“This is all very well,” murmured the king, “yes, this is just the account the duke gave me of the affair. Poor cardinal! Seven men in two days, and those of his very best! But that’s quite enough, gentlemen; please to understand, that’s enough. You have taken your revenge for the Rue Férou, and even exceeded it; you ought to be satisfied.”
“If your Majesty is so,” said Tréville, “we are.”
“Oh, yes; I am,” added the king, taking a handful of gold from La Chesnaye, and putting it into the hand of D’Artagnan. “Here,” said he, “is a proof of my satisfaction.”
At this epoch, the ideas of pride which are in fashion in our days did not prevail. A gentleman received, from hand to hand, money from the king, and was not the least in the world humiliated. D’Artagnan put his forty pistoles into his pocket without any scruple—on the contrary, thanking his Majesty greatly.
“There,” said the king, looking at a clock, “there, now, as it is half past eight, you may retire; for as I told you, I expect someone at nine. Thanks for your devotedness, gentlemen. I may continue to rely upon it, may I not?”
“Oh, sire!” cried the four companions, with one voice, “we would allow ourselves to be cut to pieces in your Majesty’s service.”
“Well, well, but keep whole; that will be better, and you will be more useful to me. Tréville,” added the king, in a low voice, as the others were retiring, “as you have no room in the Musketeers, and as we have besides decided that a novitiate is necessary before entering that corps, place this young man in the company of the Guards of Monsieur Dessessart, your brother-in-law. Ah, pardieu, Tréville! I enjoy beforehand the face the cardinal will make. He will be furious; but I don’t care. I am doing what is right.”

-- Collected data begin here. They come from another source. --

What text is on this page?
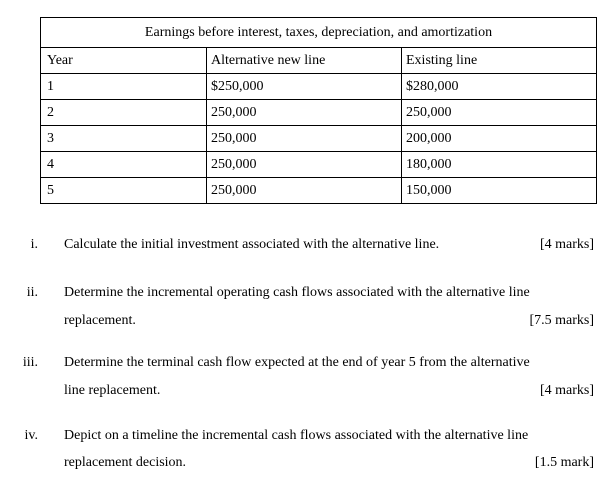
Earnings before interest, taxes, depreciation, and amortization		
Year	Alternative new line	Existing line
1	$250,000	$280,000
2	250,000	250,000
3	250,000	200,000
4	250,000	180,000
5	250,000	150,000
i. Calculate the initial investment associated with the alternative line.	[4 marks]
ii. Determine the incremental operating cash flows associated with the alternative line
replacement.	[7.5 marks]
iii. Determine the terminal cash flow expected at the end of year 5 from the alternative
line replacement.	[4 marks]
iv. Depict on a timeline the incremental cash flows associated with the alternative line
replacement decision.	[1.5 mark]
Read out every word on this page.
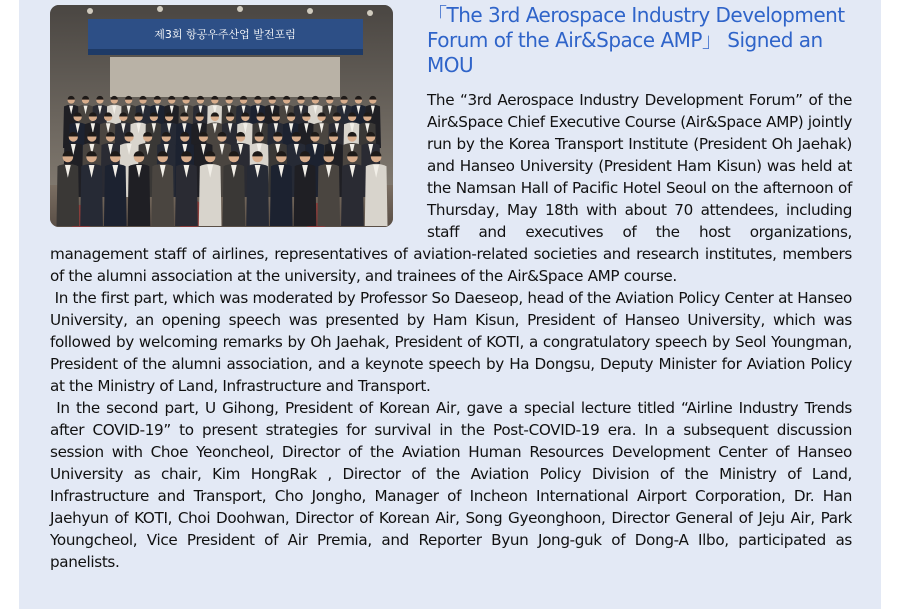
제3회 항공우주산업 발전포럼
「The 3rd Aerospace Industry Development Forum of the Air&Space AMP」 Signed an MOU

The “3rd Aerospace Industry Development Forum” of the Air&Space Chief Executive Course (Air&Space AMP) jointly run by the Korea Transport Institute (President Oh Jaehak) and Hanseo University (President Ham Kisun) was held at the Namsan Hall of Pacific Hotel Seoul on the afternoon of Thursday, May 18th with about 70 attendees, including staff and executives of the host organizations, management staff of airlines, representatives of aviation-related societies and research institutes, members of the alumni association at the university, and trainees of the Air&Space AMP course.

In the first part, which was moderated by Professor So Daeseop, head of the Aviation Policy Center at Hanseo University, an opening speech was presented by Ham Kisun, President of Hanseo University, which was followed by welcoming remarks by Oh Jaehak, President of KOTI, a congratulatory speech by Seol Youngman, President of the alumni association, and a keynote speech by Ha Dongsu, Deputy Minister for Aviation Policy at the Ministry of Land, Infrastructure and Transport.

In the second part, U Gihong, President of Korean Air, gave a special lecture titled “Airline Industry Trends after COVID-19” to present strategies for survival in the Post-COVID-19 era. In a subsequent discussion session with Choe Yeoncheol, Director of the Aviation Human Resources Development Center of Hanseo University as chair, Kim HongRak , Director of the Aviation Policy Division of the Ministry of Land, Infrastructure and Transport, Cho Jongho, Manager of Incheon International Airport Corporation, Dr. Han Jaehyun of KOTI, Choi Doohwan, Director of Korean Air, Song Gyeonghoon, Director General of Jeju Air, Park Youngcheol, Vice President of Air Premia, and Reporter Byun Jong-guk of Dong-A Ilbo, participated as panelists.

The king waved his hand to Tréville, who left him and rejoined the Musketeers, whom he found sharing the forty pistoles with D’Artagnan.
The cardinal, as his Majesty had said, was really furious, so furious that during eight days he absented himself from the king’s gaming table. This did not prevent the king from being as complacent to him as possible whenever he met him, or from asking in the kindest tone, “Well, Monsieur Cardinal, how fares it with that poor Jussac and that poor Bernajoux of yours?”